The water extract from Tradescantia virginiana from Example 2 causes a reduction of the melanin content in the by α-MSH for browning

stimulated melanocytes.

Table 2: Melanin content per cell:

Example 5: O / W emulsions for skin lightening or

Tanning reinforcement, data in% by weight

Ingredients 1-1 1-2 1-3 1-4 1-5

Titanium dioxide 2 5

Methylene bis

Benztriazolyltetramethylbuty

Iphenol

Tradesantia virginiana 0.5 0.25 0.1 0.25 0.1

Extract of Example 1 or

2

4-methylbenzylidene camphor 2 3 4

BMDBM 1 3 3 3

Stearyl alcohol (and) 3 3 3 3 3

Steareth-7 (and) steareth

10

Glyceryl stearate (and) 3 3 3 3 3

Ceteth-20

Glyceryl stearate 3 3 3 3 3

Microwax 1 1 1 1 1

Cetearyl octanoate 11, 5, 11, 5, 11, 5, 11, 5, 11, 5

Caprylic / Capric triglyceride 6 6 6 6 6

Oleyl oleate 6 6 6 6 6

Propylene glycol 4 4 4 4 4

Propylparaben 0.05 0.05 0.05 0.05 0.05

Methyl paraben 0.15 0.15 0.15 0.15 0.15

Tromethamine 1, 8

Water Ad 100 Ad 100 Ad 100 Ad 100 Ad 100 Example 6: O / W formulation

Production method:

First, phase A is heated to 75 ° C and phase B to 80 ° C. Thereafter, phase B is slowly added with stirring to phase A and stirred until a homogeneous mixture is formed.

Sources:

(1) Sasol Germany GmbH (2) Cognis GmbH (3) BASF AG

(4) Degussa-Goldschmidt AG (5) Merck KGaA / Rona® Example 7: O / W Formulation

Production method:

Sources:

(1) Sasol Germany GmbH (2) Cognis GmbH (3) BASF AG

(4) Degussa-Goldschmidt AG (5) Merck KGaA / Rona®

Example 8: O / W Formulation

Production method:

First, phases A and B are heated to 80 ° C. Thereafter, phase B is slowly added with stirring to phase A and homogenized.
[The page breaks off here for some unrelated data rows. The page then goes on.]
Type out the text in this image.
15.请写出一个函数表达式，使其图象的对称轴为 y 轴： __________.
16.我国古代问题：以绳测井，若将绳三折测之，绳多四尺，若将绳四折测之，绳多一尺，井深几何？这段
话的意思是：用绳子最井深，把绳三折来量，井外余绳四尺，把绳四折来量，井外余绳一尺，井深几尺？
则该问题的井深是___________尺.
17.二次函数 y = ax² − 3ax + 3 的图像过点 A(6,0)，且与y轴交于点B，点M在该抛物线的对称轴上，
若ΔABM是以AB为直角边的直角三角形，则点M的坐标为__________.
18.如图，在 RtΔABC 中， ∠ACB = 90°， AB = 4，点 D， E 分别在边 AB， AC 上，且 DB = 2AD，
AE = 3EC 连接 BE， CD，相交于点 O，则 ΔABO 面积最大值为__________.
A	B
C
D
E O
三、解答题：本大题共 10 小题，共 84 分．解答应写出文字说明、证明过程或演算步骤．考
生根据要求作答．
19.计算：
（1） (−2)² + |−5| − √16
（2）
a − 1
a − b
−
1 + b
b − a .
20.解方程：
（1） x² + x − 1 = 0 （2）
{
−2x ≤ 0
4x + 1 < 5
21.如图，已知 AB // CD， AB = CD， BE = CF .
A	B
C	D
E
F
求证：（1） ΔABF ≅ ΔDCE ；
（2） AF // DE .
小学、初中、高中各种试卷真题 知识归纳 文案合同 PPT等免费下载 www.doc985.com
It is then cooled and the phase C at 40 ° C was added. Sources:

(1) Degussa-Goldschmidt AG, (2) Cognis GmbH, (3) BASF AG, (4) Sasol Germany GmbH, (5) Merck KGaA / Rona®, (6) Dow Corning, (7) Kuhs GmbH & Co. KG

Example 9: W / O formulation

Production method:

First, phase B is dissolved and then it is given to phase A. The pH is adjusted to pH = 6.0 with sodium hydroxide solution or citric acid.

Sources:

(1) Dow Coming (2) Merck KGaA / Rona® Example 10: OW Anti-aqinq cream with UV A / B protection

Production method:

First, phases A and B are mixed separately and heated to 80 ° C. Thereafter, phase B is slowly added with stirring to phase A. It is homogenized cooled to room temperature.

Reference documents: (1) Merck KGaA / Rona®, (2) Degussa-Goldschmidt AG, (3) Cognis GmbH, (4) BASF AG, (5) Sasol Germany GmbH, (6)

Claims

claims

1. Extract of plant parts of Tradescantia virginiana.

A process for producing an extract according to claim 1, comprising the steps of a) extracting the plant parts of Tradescantia virginiana using a solvent and optionally b) removing the

Solvent.

A method according to claim 2, characterized in that the

Solvent is selected from water, organic solvents or mixtures thereof.

A method according to claim 2 or 3, characterized in that in a step c) the extract obtained is concentrated and / or dried.

Use of an extract from plant parts of Tradescantia virginiana according to claim 1 in cosmetic or dermatological preparations.

6. Use according to claim 5 for lightening the skin.

Use according to claim 6 for the inhibition of melanin synthesis, for the prophylaxis, treatment and / or follow-up of

Pigment disorders of the skin.

Use according to one or more of claims 5 to 7, characterized in that it is a water extract.

9. Use according to claim 5 as a self-tanning agent.

10. Use according to claim 9 for increasing melanin synthesis, improving melanin transport and / or improving the distribution of melanin in suprabasal layers.

11.Use according to one or more of claims 5, 9 and 10, characterized in that it is an ethanol extract. 2. Preparation containing an extract of plant parts of

Tradescantia virginiana according to claim 1.

13. A preparation according to claim 12, characterized in that it is a cosmetic or dermatological preparation.

14. A preparation according to claim 12 or 13, characterized in that the preparation 0.01 to 99 wt.% Of the extract of plant parts of Tradescantia virginiana, based on the total weight of

Preparation containing.

15. A process for preparing a preparation according to one or more of claims 12 to 14, characterized in that the extract of plant parts of Tradescantia virginiana is mixed with a suitable carrier for topical applications.